14.1. FileSystem Datastore Architecture

The GeoMesa FileSystem Datastore (GeoMesa FSDS) takes advantage of the performance characteristics of modern cloud-native and distributed filesystems to scale bulk analytic queries. The FSDS is a good choice for doing bulk egress queries or large analytic jobs using frameworks such as Spark SQL and MapReduce. The FSDS differs from other datastores in that ingest and point query latencies are traded for high-throughput query performance. The FSDS pairs well with low-latency ingest and cache-based datastores systems such as HBase or Kafka to provide an optimal pairing of “hot” and “warm” storage options. This pairing is commonly known as a Lambda Architecture.

The GeoMesa FSDS consists of a few primary components:

  • FileSystem - A separately managed storage system that implements the GeoMesa FileSystem API
  • Partition Scheme - A stategy for laying out data on within the filesystem
  • Storage Format - A defined format or encoding to store data in files
  • Query Engine - A query engine or client to fulfill queries and run analytic jobs

14.1.1. FileSystem

GeoMesa FSDS can utilize any filesystem that implements the Hadoop FileSystem API. The most common filesystems used with GeoMesa FSDS are:

  • HDFS - Hadoop Distributed File System
  • S3 - Amazon Simple Storage
  • GCS - Google Cloud Storage
  • WASB - Windows Azure Blob Storage
  • Local - Locally Mounted File System (e.g. local disk or NFS)

Choosing a filesystem depends generally on cost and performance requirements. One thing to note is that S3, GCS, and WASB are all “cloud-native” storage meaning that they are built into Amazon, Google, and Microsoft Azure cloud platforms. These cloud-native filesystems are scaled separately from the compute nodes which generally provides a more cost efficient storage solution. Compared to HDFS, their price per GigaByte of storage is lower but their latency is higher. They also have the ability to persist data after you turn off all your compute nodes.

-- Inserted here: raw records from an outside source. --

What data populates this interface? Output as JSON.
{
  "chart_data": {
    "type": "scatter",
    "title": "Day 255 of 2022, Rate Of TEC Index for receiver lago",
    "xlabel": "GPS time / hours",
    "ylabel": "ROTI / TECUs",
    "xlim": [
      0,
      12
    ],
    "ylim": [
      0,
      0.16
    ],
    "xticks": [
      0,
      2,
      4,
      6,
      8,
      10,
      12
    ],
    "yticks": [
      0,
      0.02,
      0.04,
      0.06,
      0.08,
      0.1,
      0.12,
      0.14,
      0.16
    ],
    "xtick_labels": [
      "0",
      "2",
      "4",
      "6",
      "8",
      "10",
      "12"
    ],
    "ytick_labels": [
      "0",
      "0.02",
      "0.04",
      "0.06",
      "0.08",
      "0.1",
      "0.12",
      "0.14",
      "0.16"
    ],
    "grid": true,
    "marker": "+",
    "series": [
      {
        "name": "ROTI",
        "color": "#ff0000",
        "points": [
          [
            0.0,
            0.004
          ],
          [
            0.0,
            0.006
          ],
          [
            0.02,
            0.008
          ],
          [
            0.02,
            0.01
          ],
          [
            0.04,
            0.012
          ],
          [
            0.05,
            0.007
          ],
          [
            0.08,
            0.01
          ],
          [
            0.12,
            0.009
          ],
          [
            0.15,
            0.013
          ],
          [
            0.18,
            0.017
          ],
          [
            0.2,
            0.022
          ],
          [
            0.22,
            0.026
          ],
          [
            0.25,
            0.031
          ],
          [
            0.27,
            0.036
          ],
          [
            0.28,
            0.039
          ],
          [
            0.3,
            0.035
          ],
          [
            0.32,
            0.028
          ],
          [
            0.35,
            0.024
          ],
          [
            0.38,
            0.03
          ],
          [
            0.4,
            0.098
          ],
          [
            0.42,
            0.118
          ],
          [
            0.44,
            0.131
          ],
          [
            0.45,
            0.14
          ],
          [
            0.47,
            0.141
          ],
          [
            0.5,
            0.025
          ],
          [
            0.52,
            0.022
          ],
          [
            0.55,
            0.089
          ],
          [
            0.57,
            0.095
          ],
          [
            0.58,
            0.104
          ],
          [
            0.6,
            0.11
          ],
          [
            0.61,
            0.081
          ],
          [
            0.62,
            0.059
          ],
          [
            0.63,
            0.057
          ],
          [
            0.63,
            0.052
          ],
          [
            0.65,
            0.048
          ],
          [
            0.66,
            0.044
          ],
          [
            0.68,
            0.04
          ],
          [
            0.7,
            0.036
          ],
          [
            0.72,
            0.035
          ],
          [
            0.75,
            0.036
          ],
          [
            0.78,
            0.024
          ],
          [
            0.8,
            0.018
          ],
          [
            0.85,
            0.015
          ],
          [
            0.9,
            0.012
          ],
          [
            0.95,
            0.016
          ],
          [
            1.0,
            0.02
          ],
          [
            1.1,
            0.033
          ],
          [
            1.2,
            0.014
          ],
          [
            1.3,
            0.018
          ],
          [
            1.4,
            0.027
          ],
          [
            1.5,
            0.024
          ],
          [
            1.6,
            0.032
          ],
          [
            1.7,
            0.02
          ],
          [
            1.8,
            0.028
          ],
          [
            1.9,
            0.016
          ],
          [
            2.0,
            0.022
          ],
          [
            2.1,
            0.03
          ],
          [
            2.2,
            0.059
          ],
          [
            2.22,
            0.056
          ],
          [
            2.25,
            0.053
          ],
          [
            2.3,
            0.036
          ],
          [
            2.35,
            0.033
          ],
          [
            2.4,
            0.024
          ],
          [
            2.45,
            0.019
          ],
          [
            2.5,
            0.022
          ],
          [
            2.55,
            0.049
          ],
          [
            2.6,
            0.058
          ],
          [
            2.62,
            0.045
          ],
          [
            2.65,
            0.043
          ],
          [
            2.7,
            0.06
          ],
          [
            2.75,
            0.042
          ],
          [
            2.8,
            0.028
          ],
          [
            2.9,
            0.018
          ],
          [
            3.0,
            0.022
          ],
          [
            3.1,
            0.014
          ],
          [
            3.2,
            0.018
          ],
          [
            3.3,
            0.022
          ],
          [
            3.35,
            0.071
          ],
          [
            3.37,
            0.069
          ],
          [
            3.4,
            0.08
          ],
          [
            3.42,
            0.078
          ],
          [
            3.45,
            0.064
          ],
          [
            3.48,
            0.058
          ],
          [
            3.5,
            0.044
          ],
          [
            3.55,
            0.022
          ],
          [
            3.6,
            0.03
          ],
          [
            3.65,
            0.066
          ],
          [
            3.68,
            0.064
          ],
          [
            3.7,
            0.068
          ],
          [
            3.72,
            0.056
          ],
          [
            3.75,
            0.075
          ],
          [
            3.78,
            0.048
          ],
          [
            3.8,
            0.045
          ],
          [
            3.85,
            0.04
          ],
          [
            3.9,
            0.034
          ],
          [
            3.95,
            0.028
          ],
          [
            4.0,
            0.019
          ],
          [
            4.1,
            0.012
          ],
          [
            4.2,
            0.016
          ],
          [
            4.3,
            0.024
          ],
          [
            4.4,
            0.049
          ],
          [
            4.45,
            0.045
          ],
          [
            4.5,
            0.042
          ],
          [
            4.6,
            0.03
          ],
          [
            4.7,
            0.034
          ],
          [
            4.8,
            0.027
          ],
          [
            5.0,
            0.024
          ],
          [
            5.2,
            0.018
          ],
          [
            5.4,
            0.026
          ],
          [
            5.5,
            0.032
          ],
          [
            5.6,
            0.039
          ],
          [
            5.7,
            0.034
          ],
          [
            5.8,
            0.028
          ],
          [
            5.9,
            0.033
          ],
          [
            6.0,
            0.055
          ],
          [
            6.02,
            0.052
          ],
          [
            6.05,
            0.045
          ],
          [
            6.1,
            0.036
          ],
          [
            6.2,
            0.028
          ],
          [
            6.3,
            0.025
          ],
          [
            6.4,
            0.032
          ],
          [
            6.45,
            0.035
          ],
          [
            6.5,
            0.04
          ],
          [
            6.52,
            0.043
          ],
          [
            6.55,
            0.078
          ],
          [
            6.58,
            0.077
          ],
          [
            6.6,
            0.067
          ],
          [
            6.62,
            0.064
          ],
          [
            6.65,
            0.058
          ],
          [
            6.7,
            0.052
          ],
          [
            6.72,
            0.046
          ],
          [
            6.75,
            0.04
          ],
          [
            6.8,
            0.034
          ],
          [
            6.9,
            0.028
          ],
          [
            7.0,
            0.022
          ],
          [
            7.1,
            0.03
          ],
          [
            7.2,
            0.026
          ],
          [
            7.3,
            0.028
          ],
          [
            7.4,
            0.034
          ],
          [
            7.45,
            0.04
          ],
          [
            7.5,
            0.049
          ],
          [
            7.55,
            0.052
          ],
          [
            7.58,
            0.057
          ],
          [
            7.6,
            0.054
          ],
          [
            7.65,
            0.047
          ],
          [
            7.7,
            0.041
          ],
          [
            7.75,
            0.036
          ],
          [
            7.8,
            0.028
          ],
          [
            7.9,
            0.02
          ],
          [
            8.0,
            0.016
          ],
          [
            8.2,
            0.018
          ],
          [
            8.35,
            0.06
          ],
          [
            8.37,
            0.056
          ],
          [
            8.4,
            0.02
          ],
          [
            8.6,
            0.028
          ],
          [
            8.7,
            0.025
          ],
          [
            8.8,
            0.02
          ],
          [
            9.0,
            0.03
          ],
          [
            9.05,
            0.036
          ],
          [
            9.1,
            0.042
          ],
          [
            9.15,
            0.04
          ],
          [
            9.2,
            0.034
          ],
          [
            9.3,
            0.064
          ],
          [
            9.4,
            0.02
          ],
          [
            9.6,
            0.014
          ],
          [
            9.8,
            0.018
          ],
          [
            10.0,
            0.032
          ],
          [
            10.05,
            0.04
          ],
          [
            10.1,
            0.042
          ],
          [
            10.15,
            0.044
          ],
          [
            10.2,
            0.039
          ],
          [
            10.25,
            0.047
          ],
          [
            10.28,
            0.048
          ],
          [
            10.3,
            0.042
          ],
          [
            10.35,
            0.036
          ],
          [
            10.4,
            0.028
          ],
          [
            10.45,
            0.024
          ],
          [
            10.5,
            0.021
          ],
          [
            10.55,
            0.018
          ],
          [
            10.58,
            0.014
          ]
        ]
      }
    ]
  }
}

Any of the filesystems mentioned about are good choices for the FSDS. If you have more questions about making a choice contact the GeoMesa team

14.1.2. Partition Schemes

The partition scheme defines how data is stored within the filesystem. The scheme is important because it defines how the data is queried. Most OLAP queries in GeoMesa contain a date range and geometric predicate and the partition scheme can aid in finding the files satisfy the query. There are two main partition schmes used with GeoMesa FSDS:

  • Date - partition data by a Date attribute
  • Geometry (Z2) - partition data by its geometric coordinates using a Z2 space-filling curve
  • Combined Date and Geometry - partition data using a combined data-time scheme

The partition scheme must be provided at ingest time. Examples of common schemes are:

  • Hourly - Store a file for each hour of each day
  • Daily - Store a single file for each day of the year
  • Day with Z2 - Store a file each day for each region of the world (at some precision of geometry)

More information on defining partition schemes can be found in Partition Schemes and ingest.

14.1.3. Storage Formats

  • Apache Parquet - Apache Parquet is the leading interoperable columnar format in the Hadoop ecosystem. It provides efficient compression, storage, and query of structured data.
  • Apache ORC - Apache ORC is a self-describing type-aware columnar file format designed for Hadoop workloads. It is optimized for large streaming reads, but with integrated support for finding required rows quickly.
  • Converter Storage - The converter storage format is a synthetic format which allows you to overlay a GeoMesa converter on top of a filesystem using a defined partition scheme. This allows you to utilize existing data storage layouts of data stored in JSON, CSV, TSV, Avro, or other formats. Converters are pluggable allowing users to expose their own custom storage formats if desired. Converter storage is a read-only format.